Is it efficient to subsidise private health insurance?

The Australian Financial Review this morning quotes part of a report Evaluate recently undertook at the request of Private Healthcare Australia, looking at the history and economic impact of private health insurance (PHI): http://www.afr.com/business/health/health-funds-plan-discounted-premiums-to-attract-younger-members-20170911-gyey6d

Our report, The Relative Efficiency of The Private Health Insurance Rebate v. Direct Public Health Expenditure looked at four issues around PHI in Australia.  It found:

1.       Far from being either a modern or partisan innovation in the Australian health system, versions of PHI have existed since the 19th century and have been recognised and supported by Commonwealth legislation since 1953;

2.       The cost to the Commonwealth of healthcare supported by PHI is substantially cheaper than healthcare provided via public hospitals.  This is in itself obvious, as the Government contribution to private hospital services is only a fraction of its expenditure on a public hospital separations;

3.       As an allocative efficiency measure, a dollar spent by Government on PHI is up to 15% more efficient than a dollar spent on public healthcare.  The key driver in this is that the economic distortions caused by taxation, or deadweight losses, are more prevalent for healthcare entirely funded by Government; and,

4.       Looking at technical efficiency, a marginal dollar spent via the PHI rebate does more to increase overall consumer welfare, measured as a reduction on public waiting lists, than does a marginal dollar distributed to State hospitals.

The short summary of this is that the PHI Rebate, in its current form, is good public policy.  It does what it seeks to do, and there are benefits for all Australians.

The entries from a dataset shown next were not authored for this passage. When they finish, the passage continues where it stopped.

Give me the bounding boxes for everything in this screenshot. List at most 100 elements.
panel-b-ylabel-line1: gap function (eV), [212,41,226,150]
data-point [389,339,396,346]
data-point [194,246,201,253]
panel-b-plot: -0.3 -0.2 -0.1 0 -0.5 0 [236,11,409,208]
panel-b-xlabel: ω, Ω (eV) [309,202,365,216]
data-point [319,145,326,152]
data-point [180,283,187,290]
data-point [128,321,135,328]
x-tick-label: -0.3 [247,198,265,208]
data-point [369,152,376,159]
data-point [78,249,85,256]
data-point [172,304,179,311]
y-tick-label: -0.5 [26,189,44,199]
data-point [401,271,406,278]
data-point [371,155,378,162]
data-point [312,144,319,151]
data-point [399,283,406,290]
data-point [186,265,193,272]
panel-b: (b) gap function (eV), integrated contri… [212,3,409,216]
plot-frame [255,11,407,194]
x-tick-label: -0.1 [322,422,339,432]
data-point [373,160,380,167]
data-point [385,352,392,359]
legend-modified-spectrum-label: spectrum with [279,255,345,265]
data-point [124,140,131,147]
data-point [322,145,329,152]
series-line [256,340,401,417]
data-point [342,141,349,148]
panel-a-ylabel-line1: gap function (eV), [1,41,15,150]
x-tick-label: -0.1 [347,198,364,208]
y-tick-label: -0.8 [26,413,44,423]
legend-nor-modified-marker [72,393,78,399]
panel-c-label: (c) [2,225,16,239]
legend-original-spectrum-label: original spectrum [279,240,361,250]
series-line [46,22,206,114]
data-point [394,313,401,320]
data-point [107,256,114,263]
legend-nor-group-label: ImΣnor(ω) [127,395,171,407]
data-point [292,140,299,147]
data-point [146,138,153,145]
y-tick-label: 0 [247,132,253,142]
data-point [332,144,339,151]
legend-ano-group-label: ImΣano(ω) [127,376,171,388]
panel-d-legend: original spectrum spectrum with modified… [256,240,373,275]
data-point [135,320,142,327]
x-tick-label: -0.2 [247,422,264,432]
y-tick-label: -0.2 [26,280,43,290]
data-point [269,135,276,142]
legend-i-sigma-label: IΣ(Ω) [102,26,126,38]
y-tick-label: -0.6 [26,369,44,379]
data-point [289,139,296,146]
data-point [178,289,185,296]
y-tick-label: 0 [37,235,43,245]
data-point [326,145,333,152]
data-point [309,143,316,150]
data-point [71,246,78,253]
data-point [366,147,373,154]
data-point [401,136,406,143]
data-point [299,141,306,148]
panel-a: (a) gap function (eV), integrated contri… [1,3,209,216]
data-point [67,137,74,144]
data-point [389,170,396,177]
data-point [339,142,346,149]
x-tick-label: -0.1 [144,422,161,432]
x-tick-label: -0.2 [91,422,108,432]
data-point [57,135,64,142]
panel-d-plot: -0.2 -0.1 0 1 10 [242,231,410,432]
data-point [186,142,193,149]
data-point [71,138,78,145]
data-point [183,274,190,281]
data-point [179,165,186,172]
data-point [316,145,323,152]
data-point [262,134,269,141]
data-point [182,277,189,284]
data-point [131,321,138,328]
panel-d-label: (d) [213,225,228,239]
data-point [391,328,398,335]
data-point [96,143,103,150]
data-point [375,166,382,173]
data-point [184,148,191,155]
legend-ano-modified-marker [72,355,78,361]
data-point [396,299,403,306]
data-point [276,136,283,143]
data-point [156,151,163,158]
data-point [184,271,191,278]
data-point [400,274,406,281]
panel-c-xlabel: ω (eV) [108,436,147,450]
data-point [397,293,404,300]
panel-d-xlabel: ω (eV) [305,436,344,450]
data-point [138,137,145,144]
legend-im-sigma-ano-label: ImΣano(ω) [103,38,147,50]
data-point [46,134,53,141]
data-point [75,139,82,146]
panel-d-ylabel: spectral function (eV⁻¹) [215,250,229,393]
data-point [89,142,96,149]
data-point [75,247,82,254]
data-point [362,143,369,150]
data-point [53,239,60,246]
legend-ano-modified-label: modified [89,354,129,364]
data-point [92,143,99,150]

However, a couple of cautionary comments are needed.  First, these conclusions do not support a case for replacing public healthcare with private supply (although they also do not argue against it).  Our research is about healthcare finance and, while we identify some benefits from competition, these are not the main thrust of the paper.

Second, it’s important to remember that this is about a marginal dollar.  There is no argument for putting all of the public health funding into private insurance and good reasons remain for retaining a public hospital model that is universally accessible.

The importance of the marginal dollar is to look at the hypothetical next dollar spent and, in this case, it would be well spent via PHI.

But our overwhelming view remains that an effective health system requires a well-constructed balance, both in supply and finance.  PHI today, and under its current settings, is an efficient component of Australia’s mixed system.